Molly didn't create you and she didn't create the heart that loved her. She simply came along and drew out all that lived inside you. You were a team, a family, you came together as a package and now just one of you is left to move forward. It's unbearably frightening and devastating because you literally cannot connect to a life that doesn't have her in it. Like Fiona was for me, Molly was your heart and soul, and to try to make sense of her loss is breathtakingly impossible at this moment.

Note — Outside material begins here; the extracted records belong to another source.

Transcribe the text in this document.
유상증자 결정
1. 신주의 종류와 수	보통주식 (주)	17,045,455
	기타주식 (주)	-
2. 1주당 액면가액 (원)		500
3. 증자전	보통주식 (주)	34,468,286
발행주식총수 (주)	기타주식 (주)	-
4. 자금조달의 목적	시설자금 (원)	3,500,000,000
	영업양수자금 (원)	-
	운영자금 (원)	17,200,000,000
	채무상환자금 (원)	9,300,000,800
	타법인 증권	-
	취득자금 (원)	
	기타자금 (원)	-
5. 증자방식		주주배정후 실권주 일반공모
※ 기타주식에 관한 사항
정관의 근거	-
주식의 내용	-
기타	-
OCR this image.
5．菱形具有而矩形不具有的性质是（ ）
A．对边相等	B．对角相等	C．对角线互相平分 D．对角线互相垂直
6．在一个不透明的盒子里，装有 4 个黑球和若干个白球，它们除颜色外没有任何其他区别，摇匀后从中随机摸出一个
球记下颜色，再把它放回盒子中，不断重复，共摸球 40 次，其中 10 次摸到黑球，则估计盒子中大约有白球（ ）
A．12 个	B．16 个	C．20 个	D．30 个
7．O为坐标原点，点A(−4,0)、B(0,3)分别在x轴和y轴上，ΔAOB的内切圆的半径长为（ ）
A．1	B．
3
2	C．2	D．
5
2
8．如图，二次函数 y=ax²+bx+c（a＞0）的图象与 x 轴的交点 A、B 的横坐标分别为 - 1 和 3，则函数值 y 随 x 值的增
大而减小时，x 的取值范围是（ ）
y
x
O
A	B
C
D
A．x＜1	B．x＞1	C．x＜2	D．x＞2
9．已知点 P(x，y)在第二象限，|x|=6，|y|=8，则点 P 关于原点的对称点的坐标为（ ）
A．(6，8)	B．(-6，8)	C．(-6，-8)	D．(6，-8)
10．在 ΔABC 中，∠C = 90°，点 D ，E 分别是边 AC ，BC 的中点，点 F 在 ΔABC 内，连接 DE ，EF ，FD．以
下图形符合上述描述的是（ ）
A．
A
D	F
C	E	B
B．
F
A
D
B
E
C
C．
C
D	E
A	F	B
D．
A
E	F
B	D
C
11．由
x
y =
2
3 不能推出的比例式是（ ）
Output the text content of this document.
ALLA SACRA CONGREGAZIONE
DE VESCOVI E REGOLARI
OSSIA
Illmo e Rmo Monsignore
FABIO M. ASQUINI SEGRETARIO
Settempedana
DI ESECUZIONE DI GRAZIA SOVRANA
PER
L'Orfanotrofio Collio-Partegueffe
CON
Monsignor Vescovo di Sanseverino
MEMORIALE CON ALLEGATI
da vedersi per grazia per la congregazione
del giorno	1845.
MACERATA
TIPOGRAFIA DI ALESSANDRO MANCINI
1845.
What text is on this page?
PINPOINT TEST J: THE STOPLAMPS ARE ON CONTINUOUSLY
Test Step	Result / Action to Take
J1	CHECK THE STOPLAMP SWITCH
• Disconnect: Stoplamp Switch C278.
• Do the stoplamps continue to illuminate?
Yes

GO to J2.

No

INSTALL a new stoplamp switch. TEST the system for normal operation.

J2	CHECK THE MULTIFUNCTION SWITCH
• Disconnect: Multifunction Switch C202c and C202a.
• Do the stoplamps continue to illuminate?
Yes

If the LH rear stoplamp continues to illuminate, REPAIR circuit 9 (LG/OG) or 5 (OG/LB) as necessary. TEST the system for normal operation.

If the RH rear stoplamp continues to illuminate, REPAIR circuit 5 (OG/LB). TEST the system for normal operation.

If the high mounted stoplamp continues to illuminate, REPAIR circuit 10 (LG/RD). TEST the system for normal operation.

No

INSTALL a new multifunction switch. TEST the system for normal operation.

So, what happens now? I truly wish I could tell you. I believed with all my heart that I would simply never recover, never be happy, never find peace again. I KNEW that I alone would be the exception to the rule that people do move ahead, do find life and love again. I know that's just how you feel now. You truly believe that this suffering will be forever because you cannot find the answers you need to get through the next day or the next week. At this moment you're stuck, frozen in time at the moment Molly died. For a variety of reasons, you've not been able to move beyond the early stages of grief and it's becoming a chronic condition. All thoughts concerning Molly, her life and her death are negative. You've changed your perception of yourself from one of a 'good parent’ to a terrible person as you micro-analyze the authenticity of the life you shared with her. Twelve years of shared love have become the foundation for a bleak and dark future. It's not true, but your depression and grief want you to believe that it's true.
Acorn, it was Molly who died. You did not. And if you're to regain your peace then I cannot imagine it will be without Molly. Talk to her, ask for her help and guidance to become, again, the person she adored. Tell Molly that her example of living life to the fullest is worth copying because she showed you how. Tell her you miss her, you want her, and that you'll never let her go because her love is such a positive influence, not a trigger for negative thinking. Allow yourself, even for a moment, to imagine what you would have wanted for Molly if it had been you who left. Your thoughts would be of hope that Molly would thrive and find her footing without you, because she deserved that happiness.
So do you. And I believe this is what Molly understood, too. You’re too special, too important, to let the love you have to share stop because of Molly’s passing. If it takes some kind of counselling or external support to help you get there then do it. Molly was a light, and arriving at a place where you really believe this can chase away the darkness. Maybe, someday and when you’re ready, you could bond again with another pet because that capacity is inside YOU – it didn’t come from Molly. But you’re nowhere near ready to think about this – and you don’t have to, because you need to allow Molly’s light to lead you out of the darkness you find yourself in. She’s left you, but I know she hasn’t really left you – you get to keep this love, this relationship, forever. From now on, every smile, every moment of peace, every good friendship or relationship, will come from the place you and Molly created – because that’s what she has taught you, and this truth can never die. She gave you what you need to move forward.
Take a deep breath, feel my hand in yours, and know that your future is every bit as important, and worth it, as your past. Molly would expect no less of you, and she’d be right. Please write again, I’d love to hear more about her, who she was, what made her so special to you. I am thinking of you right at this moment, and I hope you can feel every ounce of support and care I have coming to you through this note. You matter.